Herman Cain: The Distinction Between Peaceful Protesters and Rioters

Let’s be clear about a few things where these riots are concerned.
First, we have to draw a distinction between the peaceful protesters and the rioters.
The people who are peacefully protesting the killing of George Floyd, as well as other unjust uses of force by police officers, have every right to do so. They are not only exercising their First Amendment rights, but they have a worthy message that deserves our attention.
The people who are rioting deserve no such regard. The problem is that the rioters are often luring the innocent protesters into their mayhem, and that’s making it hard for police to tell the difference in the heat of the moment.
Authorities have acknowledged that anarchists and people from the outside were the ones who infiltrated the peaceful protesters and lured them into becoming part of the violence. Police didn’t know which of the people were the troublemakers and which were the peaceful protesters, so they held back because they didn’t want things to escalate.
This was the plan of the chaos-seekers. It crippled police with uncertainty and made it easier to get away with the mayhem.
Police don’t want to shoot people who have done nothing wrong, but when the entire mob is combined into one, how do you tell the difference?
But there are some things we know. We know a stock of construction rocks was found in Kansas City, designed specifically for the ability to break glass windows. That was coordinated. We know that in other cities large storage containers of gasoline were found. That was coordinated.
You don’t hear this on the nightly news, but it’s happening.
This is why, in Atlanta, police applied more force after the announced curfew took effect. By then, most of the peaceful protesters had made themselves heard and gone home. Those left were the chaos-seekers, and police moved in.
It’s almost impossible for police in these situations to know for sure who is causing trouble and who is not, so they’re faced with the impossible choice of doing nothing or taking some risks. It’s unfair that the media jump all over them for this, but that’s what happens.
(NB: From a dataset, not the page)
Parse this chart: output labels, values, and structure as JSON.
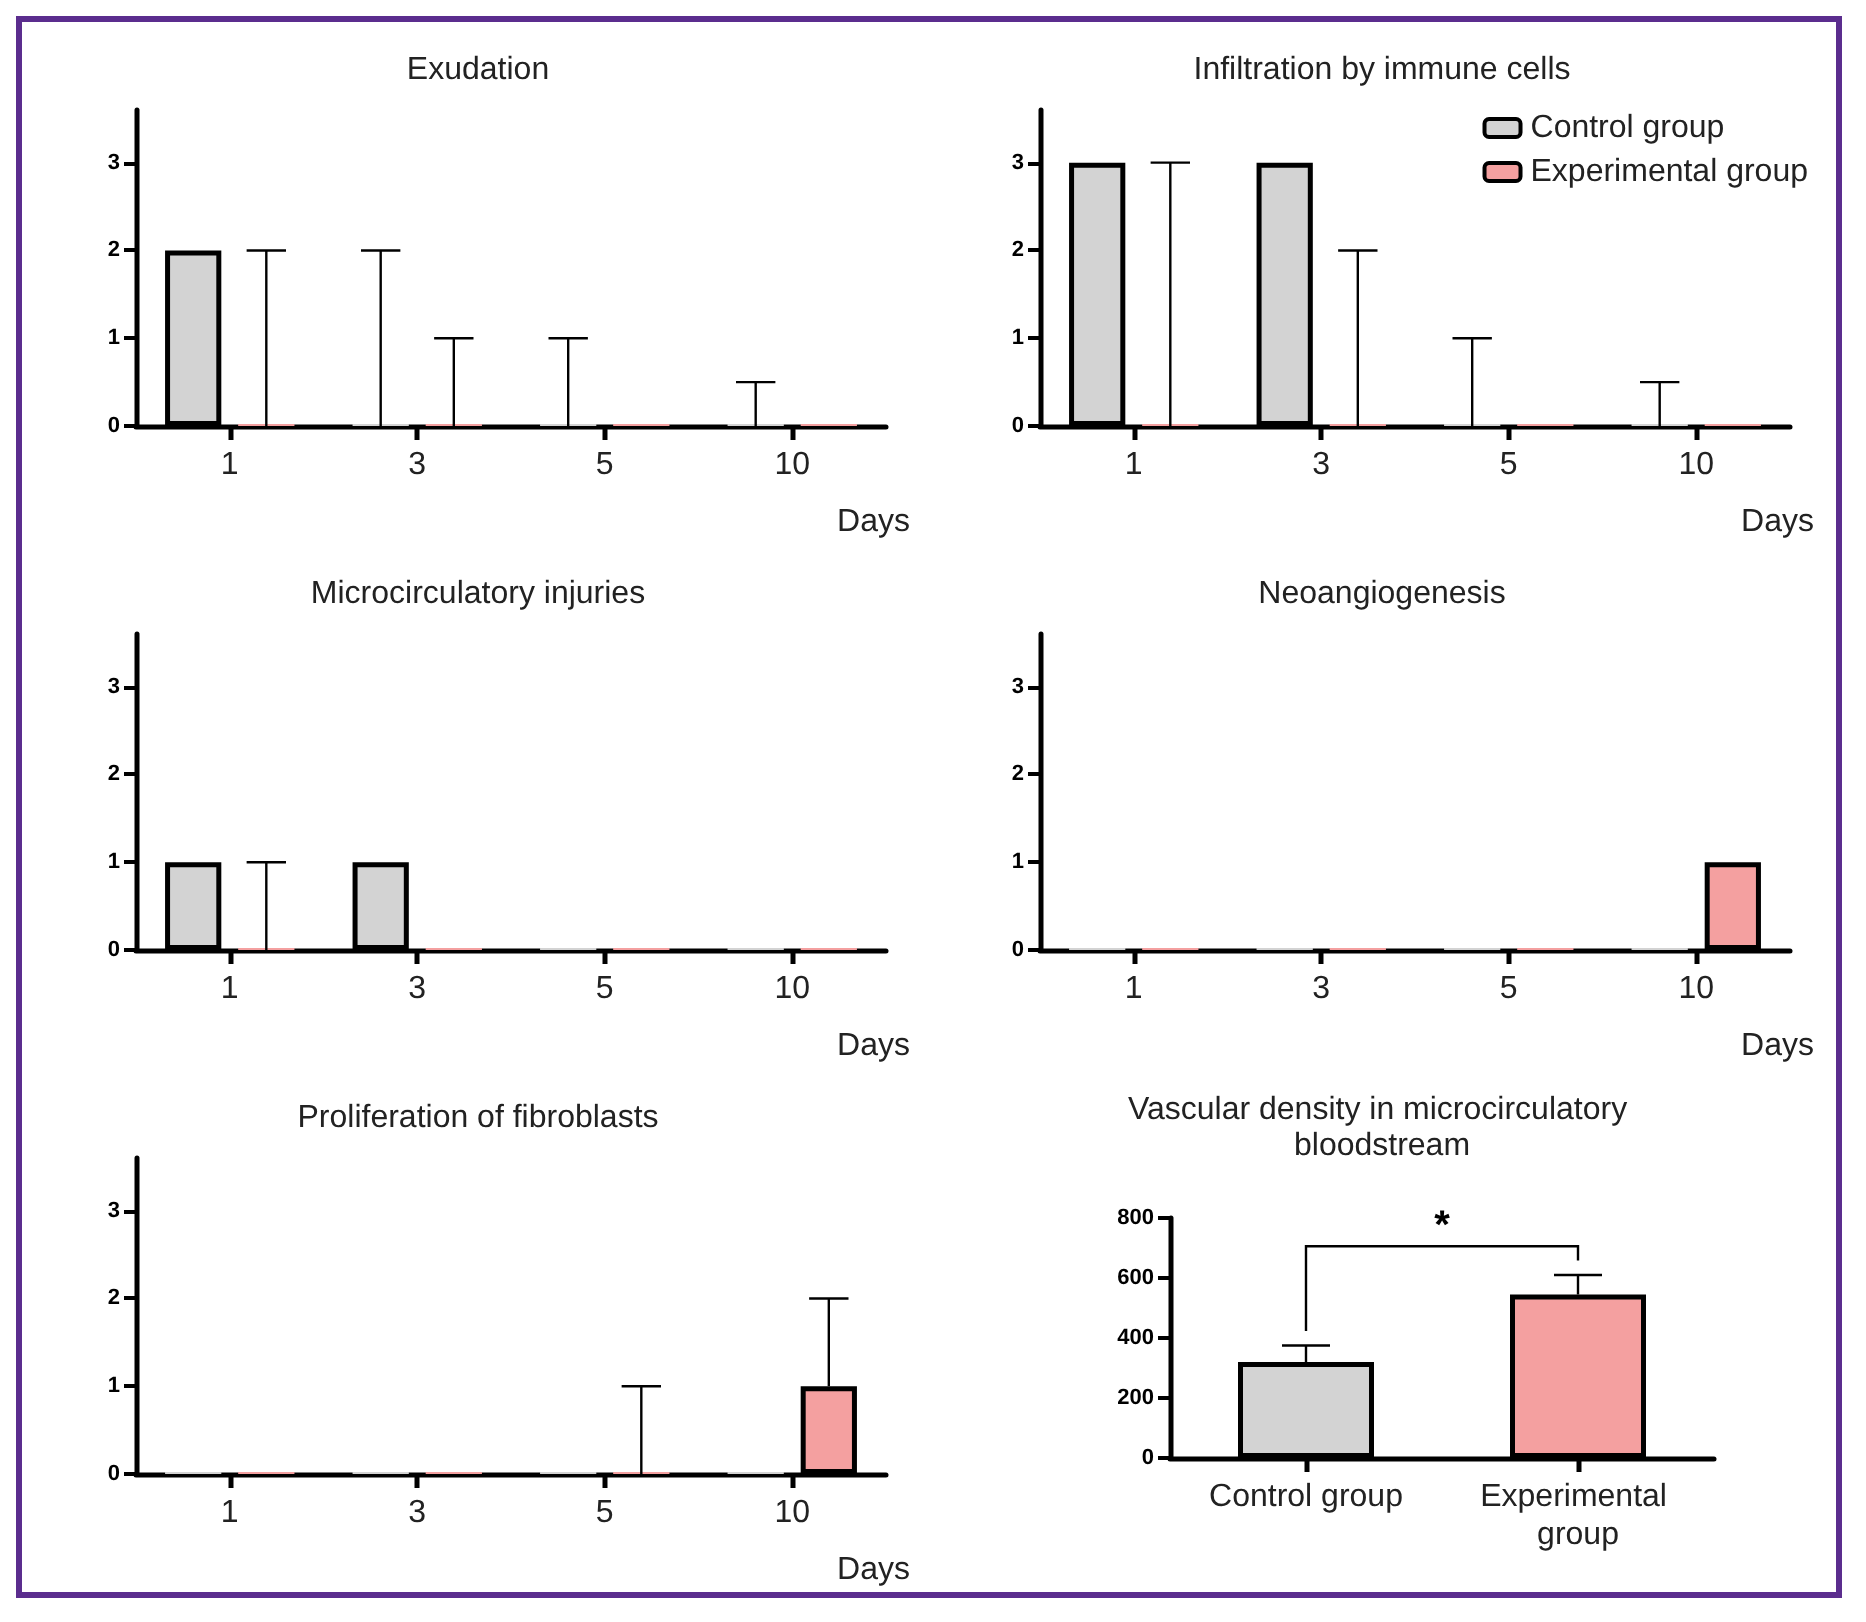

I do not believe this is a one-size-fits-all situation. Some say this is systemic racism. I disagree. From my experience, 95 percent of police officers are good cops who want to help everyone. The 5 percent bad apples need to be dealt with, but all police officers should not be tarred by what the worst among them do.
This is not to minimize the seriousness of the problem. Rather, it’s to make sure we understand clearly what the problem is – and what it isn’t.
Meanwhile, as you might expect, Nancy Pelosi has already accused President Trump of fueling the flame of riots. That’s not true.
He probably should not have tweeted “when the looting starts, the shooting starts,” but his actions have been designed to restore order. Unfortunately, that tweet gave Democrats and liberals the opportunity to blame him for the riots.
The riots were caused by antifa, by troublemakers and by people who wanted to create chaos and test law enforcement.
What we need to do now is hear the cries of the peaceful protesters and end the mayhem caused by those who want nothing but chaos.